The missing API fields were:
kroki_enabledkroki_urlkroki_formats
My Contribution
I implemented Kroki support within the
gitlab_application_settings Terraform resource by
adding schema attributes, state handling, and update logic.
-
Added Terraform schema attributes:
kroki_enabled,kroki_url, andkroki_formats - Implemented update logic to translate Terraform configuration into the GitLab API request struct
- Mapped API responses back into Terraform state so plans remain stable and idempotent
- Added acceptance test coverage validating both enabling and disabling Kroki through Terraform
- Refactored the schema design during code review from a raw map to a typed nested block to improve validation and user experience
- Added example configuration to the provider documentation examples directory
Terraform Schema Design
The Kroki integration is represented in Terraform in a way that matches the structure of the GitLab API while also following Terraform provider design conventions.
After review feedback, the format configuration was implemented as a typed nested block instead of a free-form map. This ensures unsupported keys cannot be passed to the API.

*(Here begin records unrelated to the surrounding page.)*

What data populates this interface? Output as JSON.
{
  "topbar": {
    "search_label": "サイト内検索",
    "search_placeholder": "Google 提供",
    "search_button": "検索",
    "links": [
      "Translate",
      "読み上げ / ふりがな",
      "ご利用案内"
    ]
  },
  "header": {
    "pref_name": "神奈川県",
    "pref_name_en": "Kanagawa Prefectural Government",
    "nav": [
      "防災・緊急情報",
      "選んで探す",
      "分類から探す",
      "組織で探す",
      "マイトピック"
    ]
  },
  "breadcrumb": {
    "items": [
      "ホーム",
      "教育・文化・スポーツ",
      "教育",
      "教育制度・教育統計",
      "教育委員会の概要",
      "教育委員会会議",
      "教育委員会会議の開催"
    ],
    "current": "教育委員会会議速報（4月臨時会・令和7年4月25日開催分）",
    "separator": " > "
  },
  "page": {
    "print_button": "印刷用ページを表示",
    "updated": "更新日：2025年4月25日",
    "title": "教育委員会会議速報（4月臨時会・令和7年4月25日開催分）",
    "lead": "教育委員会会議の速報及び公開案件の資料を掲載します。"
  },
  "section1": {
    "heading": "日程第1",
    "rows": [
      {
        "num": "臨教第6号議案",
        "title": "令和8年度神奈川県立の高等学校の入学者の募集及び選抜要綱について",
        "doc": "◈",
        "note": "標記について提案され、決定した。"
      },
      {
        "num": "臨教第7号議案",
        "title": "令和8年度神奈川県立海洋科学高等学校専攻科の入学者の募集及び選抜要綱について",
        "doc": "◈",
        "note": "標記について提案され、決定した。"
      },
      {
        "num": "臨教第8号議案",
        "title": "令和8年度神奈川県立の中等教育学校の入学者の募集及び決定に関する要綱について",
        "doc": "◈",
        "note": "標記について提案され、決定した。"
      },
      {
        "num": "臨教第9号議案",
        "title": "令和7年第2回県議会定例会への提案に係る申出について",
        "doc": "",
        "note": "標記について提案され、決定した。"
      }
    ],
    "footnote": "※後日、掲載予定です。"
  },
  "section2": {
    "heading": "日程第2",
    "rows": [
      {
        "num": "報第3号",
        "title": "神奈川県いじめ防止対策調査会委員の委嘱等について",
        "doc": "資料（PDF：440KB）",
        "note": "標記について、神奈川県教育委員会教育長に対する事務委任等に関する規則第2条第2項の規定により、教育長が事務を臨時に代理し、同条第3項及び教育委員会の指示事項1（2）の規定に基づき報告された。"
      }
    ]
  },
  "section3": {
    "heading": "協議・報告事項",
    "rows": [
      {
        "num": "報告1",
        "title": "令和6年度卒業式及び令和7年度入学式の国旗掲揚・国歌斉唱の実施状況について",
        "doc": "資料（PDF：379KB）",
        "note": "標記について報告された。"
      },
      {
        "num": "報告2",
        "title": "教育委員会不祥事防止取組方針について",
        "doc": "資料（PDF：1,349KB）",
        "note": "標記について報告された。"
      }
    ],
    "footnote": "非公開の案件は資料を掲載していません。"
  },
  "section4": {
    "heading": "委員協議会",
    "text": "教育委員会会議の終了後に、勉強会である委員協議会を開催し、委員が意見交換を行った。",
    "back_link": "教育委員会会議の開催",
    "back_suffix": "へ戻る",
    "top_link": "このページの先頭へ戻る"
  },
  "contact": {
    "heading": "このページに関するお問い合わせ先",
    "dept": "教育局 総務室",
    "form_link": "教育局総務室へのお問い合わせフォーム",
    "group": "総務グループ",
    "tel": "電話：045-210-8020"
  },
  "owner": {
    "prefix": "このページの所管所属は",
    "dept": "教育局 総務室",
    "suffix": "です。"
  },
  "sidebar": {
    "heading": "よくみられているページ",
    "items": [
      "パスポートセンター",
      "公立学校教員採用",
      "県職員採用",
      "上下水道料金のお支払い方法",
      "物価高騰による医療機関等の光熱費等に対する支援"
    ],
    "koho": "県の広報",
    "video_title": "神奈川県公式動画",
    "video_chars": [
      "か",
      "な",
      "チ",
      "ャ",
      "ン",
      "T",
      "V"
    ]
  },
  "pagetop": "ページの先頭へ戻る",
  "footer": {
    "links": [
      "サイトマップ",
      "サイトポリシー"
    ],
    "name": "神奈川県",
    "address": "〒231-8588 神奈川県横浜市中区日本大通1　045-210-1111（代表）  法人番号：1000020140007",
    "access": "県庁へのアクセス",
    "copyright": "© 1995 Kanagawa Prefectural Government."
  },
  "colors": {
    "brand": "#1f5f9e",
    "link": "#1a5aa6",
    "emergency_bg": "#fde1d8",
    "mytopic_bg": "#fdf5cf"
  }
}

resource "gitlab_application_settings" "kroki" {
kroki_enabled = true
kroki_url = "https://kroki.io"
kroki_formats {
bpmn = true
blockdiag = false
excalidraw = true
}
}
The schema also enforces dependency constraints between
kroki_enabled and kroki_url so invalid
configurations fail during Terraform planning rather than during
API execution.
Provider Implementation
Within the provider implementation, the Terraform configuration must be translated into the Go client used by the GitLab API.

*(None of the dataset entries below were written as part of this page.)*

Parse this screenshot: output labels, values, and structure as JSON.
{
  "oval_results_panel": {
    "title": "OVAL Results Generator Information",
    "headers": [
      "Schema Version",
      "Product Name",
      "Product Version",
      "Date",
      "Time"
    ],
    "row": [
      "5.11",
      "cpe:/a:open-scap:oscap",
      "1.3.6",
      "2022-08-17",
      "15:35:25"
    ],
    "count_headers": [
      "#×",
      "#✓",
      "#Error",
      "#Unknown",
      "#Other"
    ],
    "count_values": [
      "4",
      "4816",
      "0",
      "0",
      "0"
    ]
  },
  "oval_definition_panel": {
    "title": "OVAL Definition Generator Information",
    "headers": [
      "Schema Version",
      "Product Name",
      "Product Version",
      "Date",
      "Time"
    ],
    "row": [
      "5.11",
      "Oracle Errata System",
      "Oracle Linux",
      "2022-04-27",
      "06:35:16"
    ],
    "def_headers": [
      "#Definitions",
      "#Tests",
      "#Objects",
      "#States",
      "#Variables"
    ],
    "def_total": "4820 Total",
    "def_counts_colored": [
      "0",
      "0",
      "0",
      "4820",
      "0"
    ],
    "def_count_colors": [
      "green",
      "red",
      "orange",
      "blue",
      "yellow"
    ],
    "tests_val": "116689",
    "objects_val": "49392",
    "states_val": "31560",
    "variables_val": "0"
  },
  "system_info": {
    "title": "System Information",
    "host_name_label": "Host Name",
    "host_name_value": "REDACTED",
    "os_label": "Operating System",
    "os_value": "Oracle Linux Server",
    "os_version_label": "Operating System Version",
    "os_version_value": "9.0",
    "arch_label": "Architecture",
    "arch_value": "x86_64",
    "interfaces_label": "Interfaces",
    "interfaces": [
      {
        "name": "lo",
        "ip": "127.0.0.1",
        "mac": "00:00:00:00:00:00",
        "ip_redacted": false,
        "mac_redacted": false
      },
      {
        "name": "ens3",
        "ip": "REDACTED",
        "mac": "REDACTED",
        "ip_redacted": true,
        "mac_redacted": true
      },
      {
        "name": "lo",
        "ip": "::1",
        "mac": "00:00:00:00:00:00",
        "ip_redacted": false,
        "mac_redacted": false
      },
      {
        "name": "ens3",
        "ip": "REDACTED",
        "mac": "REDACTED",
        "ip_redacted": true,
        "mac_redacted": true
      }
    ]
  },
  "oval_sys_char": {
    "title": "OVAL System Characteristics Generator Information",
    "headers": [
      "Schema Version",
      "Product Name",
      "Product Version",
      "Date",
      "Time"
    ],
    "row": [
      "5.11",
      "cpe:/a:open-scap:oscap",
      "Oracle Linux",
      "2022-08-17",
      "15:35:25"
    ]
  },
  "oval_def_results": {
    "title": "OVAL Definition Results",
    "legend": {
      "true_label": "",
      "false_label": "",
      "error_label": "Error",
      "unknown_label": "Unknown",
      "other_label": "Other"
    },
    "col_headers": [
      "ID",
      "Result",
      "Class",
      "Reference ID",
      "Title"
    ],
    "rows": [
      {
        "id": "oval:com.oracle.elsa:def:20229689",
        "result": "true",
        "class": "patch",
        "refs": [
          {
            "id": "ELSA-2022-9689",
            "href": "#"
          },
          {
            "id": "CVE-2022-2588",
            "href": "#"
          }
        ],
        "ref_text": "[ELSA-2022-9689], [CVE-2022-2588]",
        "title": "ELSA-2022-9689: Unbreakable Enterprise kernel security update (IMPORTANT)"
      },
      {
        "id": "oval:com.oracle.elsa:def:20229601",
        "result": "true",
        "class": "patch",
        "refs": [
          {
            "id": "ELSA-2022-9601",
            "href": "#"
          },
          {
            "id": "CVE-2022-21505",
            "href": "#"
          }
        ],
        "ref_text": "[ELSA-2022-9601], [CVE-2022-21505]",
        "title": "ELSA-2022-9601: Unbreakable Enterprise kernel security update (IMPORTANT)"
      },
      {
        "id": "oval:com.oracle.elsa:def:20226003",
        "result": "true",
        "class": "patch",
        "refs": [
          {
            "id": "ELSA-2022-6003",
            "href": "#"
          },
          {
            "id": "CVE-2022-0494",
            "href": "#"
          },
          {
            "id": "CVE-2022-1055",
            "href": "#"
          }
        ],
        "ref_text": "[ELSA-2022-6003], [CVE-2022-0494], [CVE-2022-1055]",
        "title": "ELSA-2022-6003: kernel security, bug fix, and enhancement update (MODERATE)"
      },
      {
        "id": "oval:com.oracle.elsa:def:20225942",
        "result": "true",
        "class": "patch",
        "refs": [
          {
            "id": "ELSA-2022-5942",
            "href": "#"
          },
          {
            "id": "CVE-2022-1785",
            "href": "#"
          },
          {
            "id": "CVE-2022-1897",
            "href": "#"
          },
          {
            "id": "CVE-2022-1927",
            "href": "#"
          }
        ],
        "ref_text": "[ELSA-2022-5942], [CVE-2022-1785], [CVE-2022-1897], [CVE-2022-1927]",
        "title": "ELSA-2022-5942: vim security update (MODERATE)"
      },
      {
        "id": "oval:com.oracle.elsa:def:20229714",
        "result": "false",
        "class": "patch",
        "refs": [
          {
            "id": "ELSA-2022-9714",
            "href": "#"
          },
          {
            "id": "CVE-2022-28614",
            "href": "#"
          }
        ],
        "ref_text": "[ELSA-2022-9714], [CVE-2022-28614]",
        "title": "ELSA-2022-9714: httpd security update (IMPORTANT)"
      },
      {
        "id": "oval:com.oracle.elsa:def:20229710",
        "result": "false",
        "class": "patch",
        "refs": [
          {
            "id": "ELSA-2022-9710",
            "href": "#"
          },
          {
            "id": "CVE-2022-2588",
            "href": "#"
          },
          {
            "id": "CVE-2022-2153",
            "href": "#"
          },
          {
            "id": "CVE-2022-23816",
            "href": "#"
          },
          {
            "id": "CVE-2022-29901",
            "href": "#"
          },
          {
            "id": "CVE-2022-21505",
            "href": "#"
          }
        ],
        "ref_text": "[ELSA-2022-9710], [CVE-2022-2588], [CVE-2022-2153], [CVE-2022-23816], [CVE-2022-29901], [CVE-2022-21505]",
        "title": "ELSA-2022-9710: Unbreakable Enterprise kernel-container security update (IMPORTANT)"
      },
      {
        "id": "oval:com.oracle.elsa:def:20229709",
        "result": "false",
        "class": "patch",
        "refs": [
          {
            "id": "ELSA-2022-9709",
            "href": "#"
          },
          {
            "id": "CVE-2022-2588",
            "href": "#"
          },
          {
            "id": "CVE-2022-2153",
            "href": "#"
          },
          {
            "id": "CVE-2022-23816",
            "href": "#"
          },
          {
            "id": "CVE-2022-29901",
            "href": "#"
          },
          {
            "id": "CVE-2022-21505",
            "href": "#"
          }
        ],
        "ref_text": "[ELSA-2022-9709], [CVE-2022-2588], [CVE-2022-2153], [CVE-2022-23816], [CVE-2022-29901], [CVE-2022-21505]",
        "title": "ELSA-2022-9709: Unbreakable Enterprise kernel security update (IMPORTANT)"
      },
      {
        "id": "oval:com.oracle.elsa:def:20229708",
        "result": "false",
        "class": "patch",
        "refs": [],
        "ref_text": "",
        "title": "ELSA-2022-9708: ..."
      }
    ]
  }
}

The nested Kroki block is extracted from Terraform state and
converted into a map[string]bool which matches the
GitLab API client structure.
// Update handling inside gitlabApplicationSettingsToUpdateOptions
if d.HasChange("kroki_formats") {
raw := d.Get("kroki_formats").([]interface{})
if len(raw) > 0 {
cfg := raw[0].(map[string]interface{})
formats := map[string]bool{
"bpmn": cfg["bpmn"].(bool),
"blockdiag": cfg["blockdiag"].(bool),
"excalidraw": cfg["excalidraw"].(bool),
}
options.KrokiFormats = &formats
}
}
The provider also includes corresponding logic to map API
responses back into Terraform state so that subsequent
terraform plan operations remain stable.
Acceptance Testing
The provider uses acceptance tests to validate real API behavior against a GitLab instance.
The Kroki tests verify that Terraform can both enable and disable the integration correctly.
// Acceptance test workflow (simplified)
Step 1:
Enable Kroki
kroki_enabled = true
kroki_url = "https://kroki.io"
Step 2:
Disable Kroki
kroki_enabled = false
The test validates that the provider correctly updates
GitLab application settings without causing drift.
Merge Request Evolution
The initial implementation was submitted as MR
!2953.
During maintainer review, several improvements were requested, including:
- Refactoring the schema for better validation
- Resolving merge conflicts with upstream changes
- Improving the provider update logic
- Formatting improvements in acceptance tests
To address these changes cleanly, the branch was recreated and
the updated implementation was submitted as MR
!3005.
Current Status
The updated implementation is currently under review in
Merge Request !3005.
Once merged, GitLab administrators will be able to configure Kroki integration entirely through Terraform.
Reflection
This contribution follows the full lifecycle of a Terraform provider feature:
- API capability discovery
- Terraform schema design
- provider update logic implementation
- state mapping
- acceptance testing
- maintainer review and iteration
Although the feature itself is small, it unlocks real value for teams managing GitLab instances through Infrastructure-as-Code.
This contribution also reinforced an important lesson in Terraform provider development: well-designed schemas are critical. Once the provider correctly models the API contract, Terraform becomes a reliable interface for managing complex platform configuration.